ACLU suit to overturn Pa. ban on same-sex marriage begins long trail of litigation
A lawsuit filed in federal court Tuesday challenges Pennsylvania’s ban on same sex-marriages. It comes just weeks after the Supreme Court ruled the federal government must recognize legally married same-sex couples.
Among the 23 Pennsylvanian plaintiffs are Dara Raspberry, who stood with her wife, Helena Miller, and 6-week-old daughter, Zivah, in Harrisburg after all the paperwork had been filed.
The couple wed in Connecticut, lived in New York where the marriage was recognized, then moved to Philadelphia in 2011.
“It is upsetting that we moved to be closer to family yet our move caused us to suddenly become unmarried and less of a family in the eye of our state’s laws,” Raspberry said.
The Supreme Court’s decision last month in United States v. Windsor left in place the patchwork of laws that leaves Raspberry and Miller with a marriage certificate from Connecticut but no protections under Pennsylvania law.
Furthermore, they can’t file taxes together or qualify for their partner’s social security, because certain federal agencies rely on the rules about marriage in the state where the couple lives, not where they were married.
Deb Whitewood of Allegheny County says her community accepts her commitment to her partner, Susan, and their three children.
“Our friends, our family, our church family, the kids and the teachers at my kids’ school – they all recognize us as a true family and we feel that it’s time the commonwealth of Pennsylvania did so as well,” Whitewood said.
Cases may ultimately reach U.S. Supreme Court
It’s fair to say just about everyone saw this coming, observed Burton Caine, the Temple professor of law who was formerly the head of Pennsylvania’s ACLU.
“What you have to do is simply litigate — case by case by case, local conditions, local laws and local constitutions — before the case gets back to the United States Supreme Court, which probably will in the next five years or so, and then the Supreme Court will have to decide what it ducked this time,” he said.
“It is exactly what Justice Scalia warned would happen in his dissent in Windsor,” pointed out Nancy Knauer, Caine’s colleague at Temple.
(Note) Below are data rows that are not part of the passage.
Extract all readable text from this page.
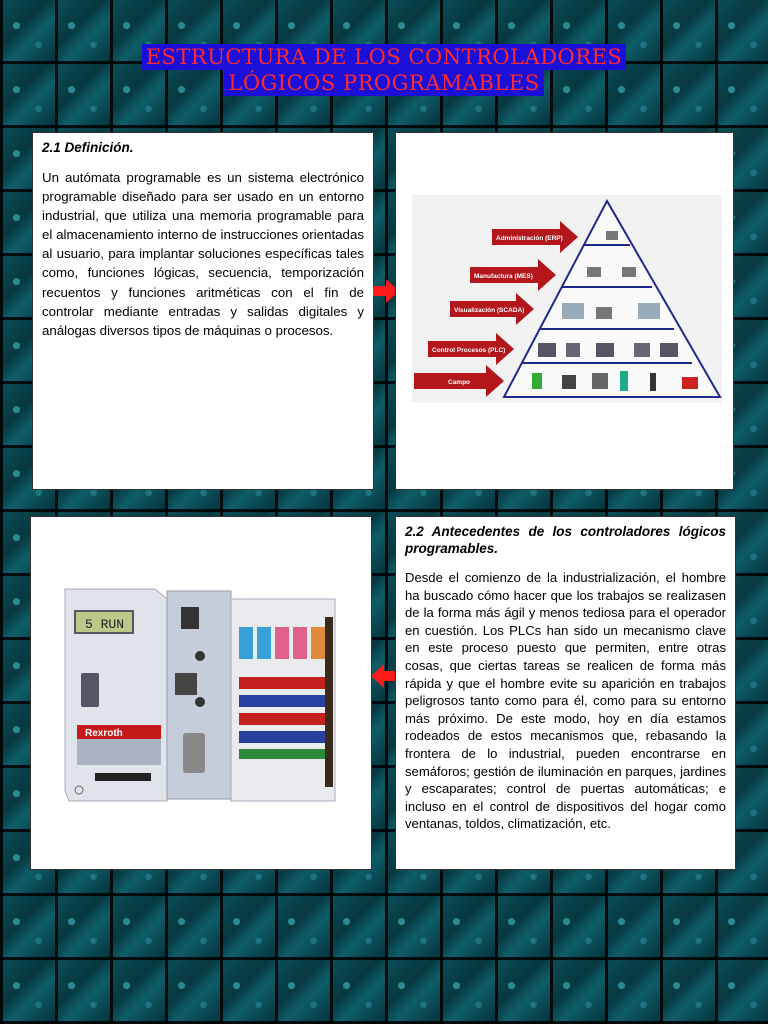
ESTRUCTURA DE LOS CONTROLADORES
LÓGICOS PROGRAMABLES

2.1 Definición.

Un autómata programable es un sistema electrónico programable diseñado para ser usado en un entorno industrial, que utiliza una memoria programable para el almacenamiento interno de instrucciones orientadas al usuario, para implantar soluciones específicas tales como, funciones lógicas, secuencia, temporización recuentos y funciones aritméticas con el fin de controlar mediante entradas y salidas digitales y análogas diversos tipos de máquinas o procesos.

Administración (ERP)
Manufactura (MES)
Visualización (SCADA)
Control Procesos (PLC)
Campo
5 RUN
Rexroth

2.2 Antecedentes de los controladores lógicos programables.

Desde el comienzo de la industrialización, el hombre ha buscado cómo hacer que los trabajos se realizasen de la forma más ágil y menos tediosa para el operador en cuestión. Los PLCs han sido un mecanismo clave en este proceso puesto que permiten, entre otras cosas, que ciertas tareas se realicen de forma más rápida y que el hombre evite su aparición en trabajos peligrosos tanto como para él, como para su entorno más próximo. De este modo, hoy en día estamos rodeados de estos mecanismos que, rebasando la frontera de lo industrial, pueden encontrarse en semáforos; gestión de iluminación en parques, jardines y escaparates; control de puertas automáticas; e incluso en el control de dispositivos del hogar como ventanas, toldos, climatización, etc.
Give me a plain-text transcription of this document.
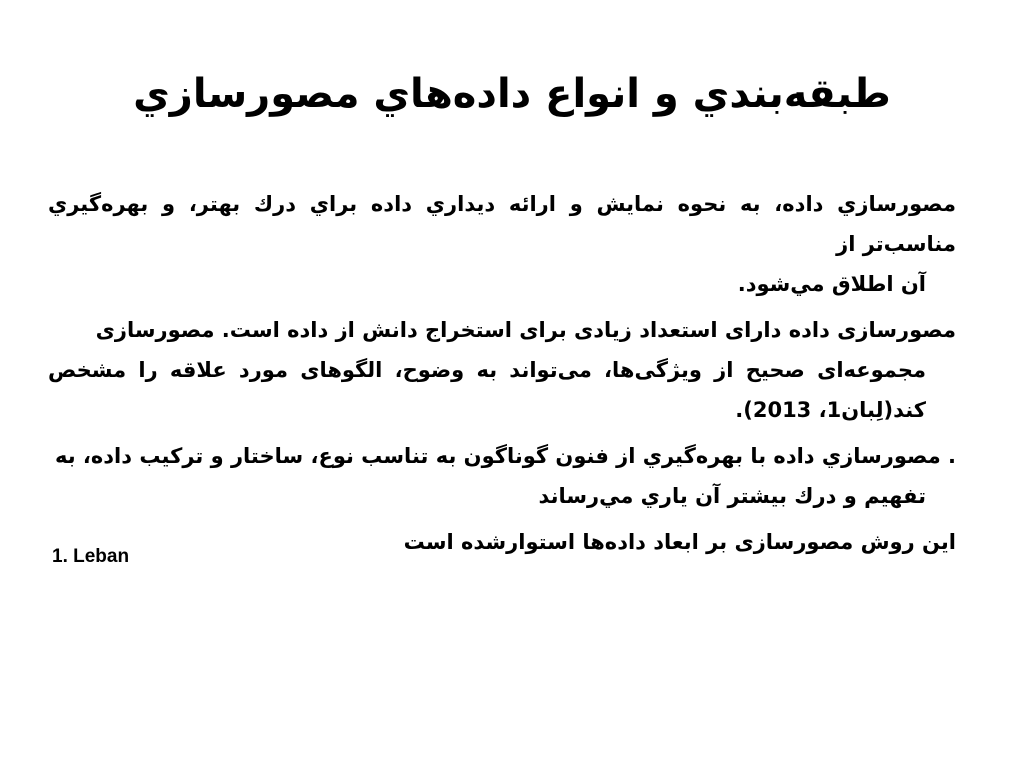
طبقه‌بندي و انواع داده‌هاي مصورسازي

مصورسازي داده، به نحوه نمايش و ارائه ديداري داده براي درك بهتر، و بهره‌گيري مناسب‌تر از
آن اطلاق مي‌شود.

مصورسازی داده دارای استعداد زیادی برای استخراج دانش از داده است. مصورسازی
مجموعه‌ای صحیح از ویژگی‌ها، می‌تواند به وضوح، الگوهای مورد علاقه را مشخص کند(لِبان1، 2013).

. مصورسازي داده با بهره‌گيري از فنون گوناگون به تناسب نوع، ساختار و تركيب داده، به
تفهيم و درك بيشتر آن ياري مي‌رساند

این روش مصورسازی بر ابعاد داده‌ها استوارشده است

1. Leban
In his dissent to the Windsor ruling, Justice Antonin Scalia, in the passage most-often quoted for his creative use of language, predicted that “the real rationale of today’s opinion, whatever disappearing trail of its legalistic argle-bargle one chooses to follow, is that DOMA is motivated by ‘bare … desire to harm’ couples in same-sex marriages. Supra at 18. How easy it is, indeed how inevitable, to reach the same conclusion with regard to state laws denying same-sex couples marital status.”
Public opinion nationally, and in Pennsylvania, has moved in favor of same-sex marriage relatively quickly.
A Franklin & Marshall poll earlier this year found 52 percent of registered voters surveyed in Pennsylvania are in support and 41 percent are opposed.
Mary Wilson contributed to this report.